The first article “women powering Amazon” begins with a video showing women not only working in top jobs at the company, but also women working on the factory floor, looking happy and relaxed as they toss parcels into trolleys – all of them helping, we are told, to “build a global customer fulfilment network”.
Of course, the reality of working on the e-commerce behemoth’s factory floor couldn’t be further from the fantasy laid out in the video. Amazon is notorious for its poor working conditions and abusive labour practices. Workers are forced to use bottles instead of going to the toilet to avoid leaving their posts; they are not entitled to sick leave, even when they are pregnant, and are put under extreme pressure to work faster – injury rates are high.
It is particularly ironic that Amazon is a partner on internationalwomensday.com given that the conditions in its factories are the 21st century equivalent of those that sparked the strike that originated the first ever women’s day in 1908 in New York.

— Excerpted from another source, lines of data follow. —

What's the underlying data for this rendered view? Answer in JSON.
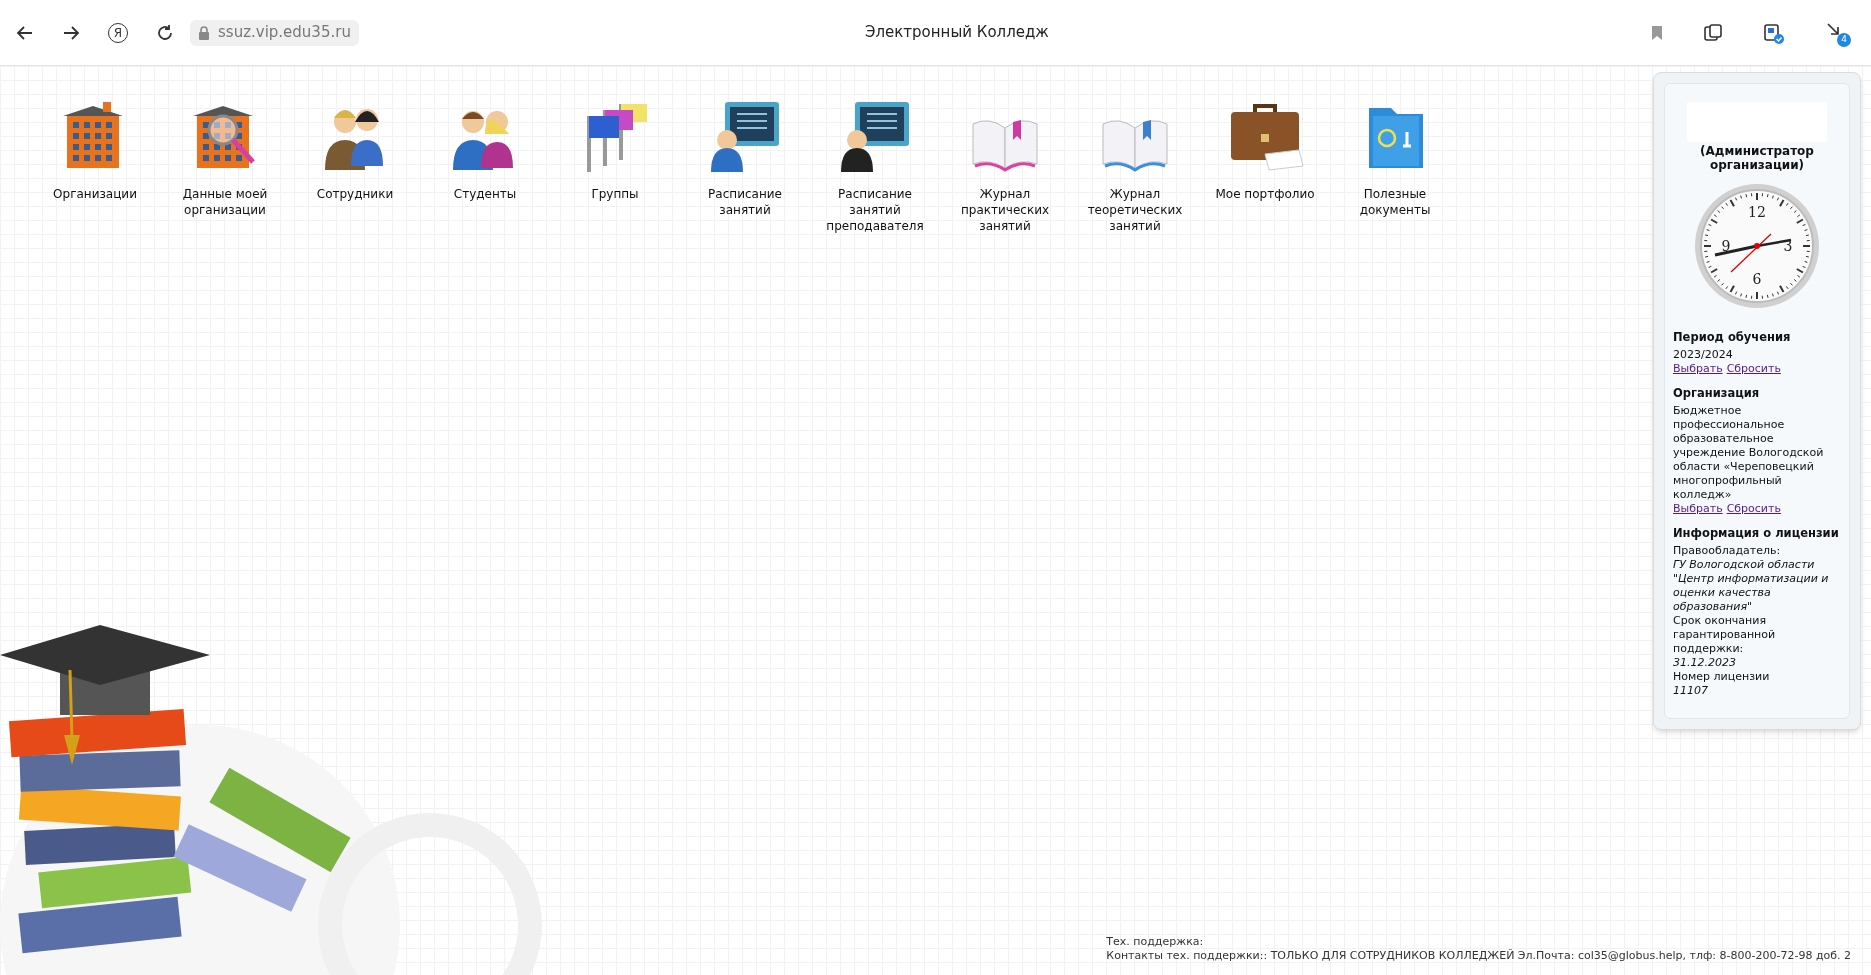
{
  "browser": {
    "logo": "Я",
    "url": "ssuz.vip.edu35.ru",
    "title": "Электронный Колледж",
    "downloads_badge": "4"
  },
  "apps": [
    {
      "kind": "building",
      "label": "Организации"
    },
    {
      "kind": "building-search",
      "label": "Данные моей организации"
    },
    {
      "kind": "staff",
      "label": "Сотрудники"
    },
    {
      "kind": "students",
      "label": "Студенты"
    },
    {
      "kind": "flags",
      "label": "Группы"
    },
    {
      "kind": "monitor-casual",
      "label": "Расписание занятий"
    },
    {
      "kind": "monitor-suit",
      "label": "Расписание занятий преподавателя"
    },
    {
      "kind": "book-pink",
      "label": "Журнал практических занятий"
    },
    {
      "kind": "book-blue",
      "label": "Журнал теоретических занятий"
    },
    {
      "kind": "briefcase",
      "label": "Мое портфолио"
    },
    {
      "kind": "folder",
      "label": "Полезные документы"
    }
  ],
  "sidebar": {
    "role": "(Администратор организации)",
    "clock": {
      "numerals": [
        "12",
        "3",
        "6",
        "9"
      ]
    },
    "sections": [
      {
        "title": "Период обучения",
        "lines": [
          {
            "text": "2023/2024",
            "italic": false
          }
        ],
        "links": [
          "Выбрать",
          "Сбросить"
        ]
      },
      {
        "title": "Организация",
        "lines": [
          {
            "text": "Бюджетное профессиональное образовательное учреждение Вологодской области «Череповецкий многопрофильный колледж»",
            "italic": false
          }
        ],
        "links": [
          "Выбрать",
          "Сбросить"
        ]
      },
      {
        "title": "Информация о лицензии",
        "lines": [
          {
            "text": "Правообладатель:",
            "italic": false
          },
          {
            "text": "ГУ Вологодской области \"Центр информатизации и оценки качества образования\"",
            "italic": true
          },
          {
            "text": "Срок окончания гарантированной поддержки:",
            "italic": false
          },
          {
            "text": "31.12.2023",
            "italic": true
          },
          {
            "text": "Номер лицензии",
            "italic": false
          },
          {
            "text": "11107",
            "italic": true
          }
        ]
      }
    ]
  },
  "footer": {
    "lines": [
      "Тех. поддержка:",
      "Контакты тех. поддержки:: ТОЛЬКО ДЛЯ СОТРУДНИКОВ КОЛЛЕДЖЕЙ Эл.Почта: col35@globus.help, тлф: 8-800-200-72-98 доб. 2"
    ]
  }
}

Besides the four brands listed as ‘partners,’ there is no information about who is behind internationalwomensday.com. Novara enquired twice but received no reply.
However, reading the small print shows that the website was made by self-proclaimed “purpose-driven enterprise” Aurora Ventures – an enterprise that counts Avon and Amazon as clients. According to their own site, Aurora Venture’s aim is to “help drive a more female friendly angle to their [clients’] brands.”

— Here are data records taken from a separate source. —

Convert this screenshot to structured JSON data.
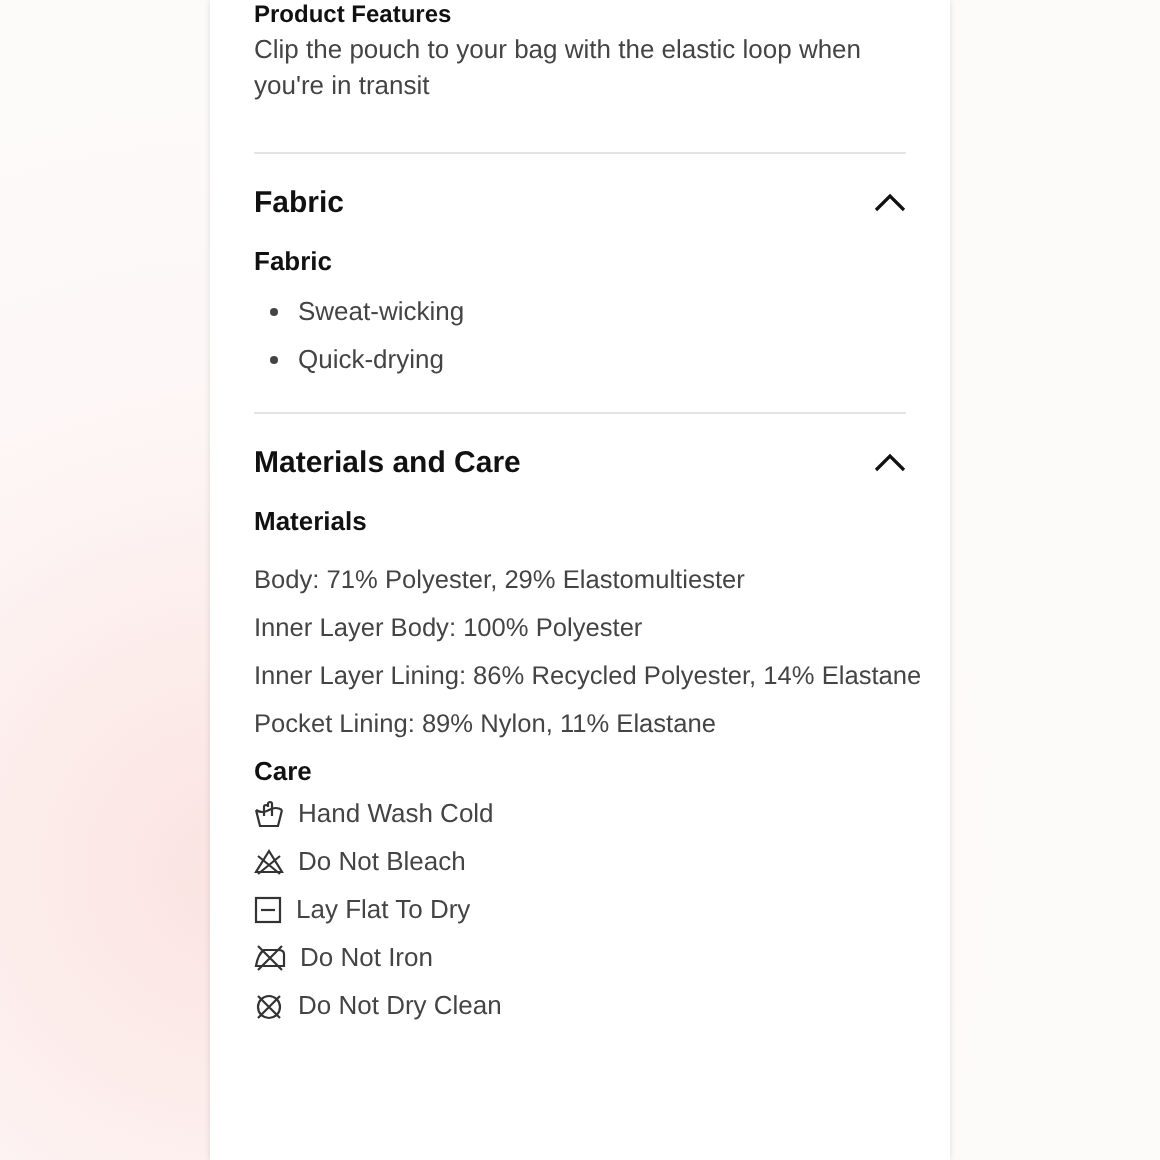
{
  "intro": {
    "title": "Product Features",
    "text": "Clip the pouch to your bag with the elastic loop when you're in transit"
  },
  "sections": [
    {
      "title": "Fabric",
      "expanded": true,
      "groups": [
        {
          "heading": "Fabric",
          "kind": "bullets",
          "items": [
            "Sweat-wicking",
            "Quick-drying"
          ]
        }
      ]
    },
    {
      "title": "Materials and Care",
      "expanded": true,
      "groups": [
        {
          "heading": "Materials",
          "kind": "lines",
          "items": [
            "Body: 71% Polyester, 29% Elastomultiester",
            "Inner Layer Body: 100% Polyester",
            "Inner Layer Lining: 86% Recycled Polyester, 14% Elastane",
            "Pocket Lining: 89% Nylon, 11% Elastane"
          ]
        },
        {
          "heading": "Care",
          "kind": "care",
          "items": [
            {
              "kind": "handwash",
              "label": "Hand Wash Cold"
            },
            {
              "kind": "nobleach",
              "label": "Do Not Bleach"
            },
            {
              "kind": "flatdry",
              "label": "Lay Flat To Dry"
            },
            {
              "kind": "noiron",
              "label": "Do Not Iron"
            },
            {
              "kind": "nodryclean",
              "label": "Do Not Dry Clean"
            }
          ]
        }
      ]
    }
  ]
}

But with a client list featuring the morally dubious likes of arms manufacturer BAE Systems and Goldman Sachs International – and indeed Avon and Amazon – it seems that Aurora Venture’s project is one centred on the gendered equivalent of greenwashing rather than any kind of meaningful political ambition.
This corporate co-option of the idea and imagery of International Women’s Day has repercussions far beyond March 8. internationalwomensday.com seeks to link Amazon and Avon to women’s empowerment in a bid for them to be seen as ‘pro-women’ without having to reform any of their exploitative practices, which are particularly bad for women. To actually be considered as supporting women companies like Amazon and Avon must affect real systemic change.
Yet, despite their multi-billion dollar corporate efforts many women see through this and are actively organising against the corporate take-over of International Women’s Day.
Claire English, organiser at the women’s strike UK, which calls on women to strike from both paid and unpaid work on March 8, says, “We don’t want a world where women are ruthlessly exploited by corporations only for this to be sold back to them as empowerment. We want a world where women’s work, both paid and unpaid, is valued and where care is placed at the heart of our society.”
It is this vision of International Women’s Day which must be extended and defended, for we are not #eachforequal but all for liberation.
Rosa Campbell is completing a PhD on the global history of women’s liberation at the University of Cambridge and has just finished a children’s book about the history of International Women’s Day.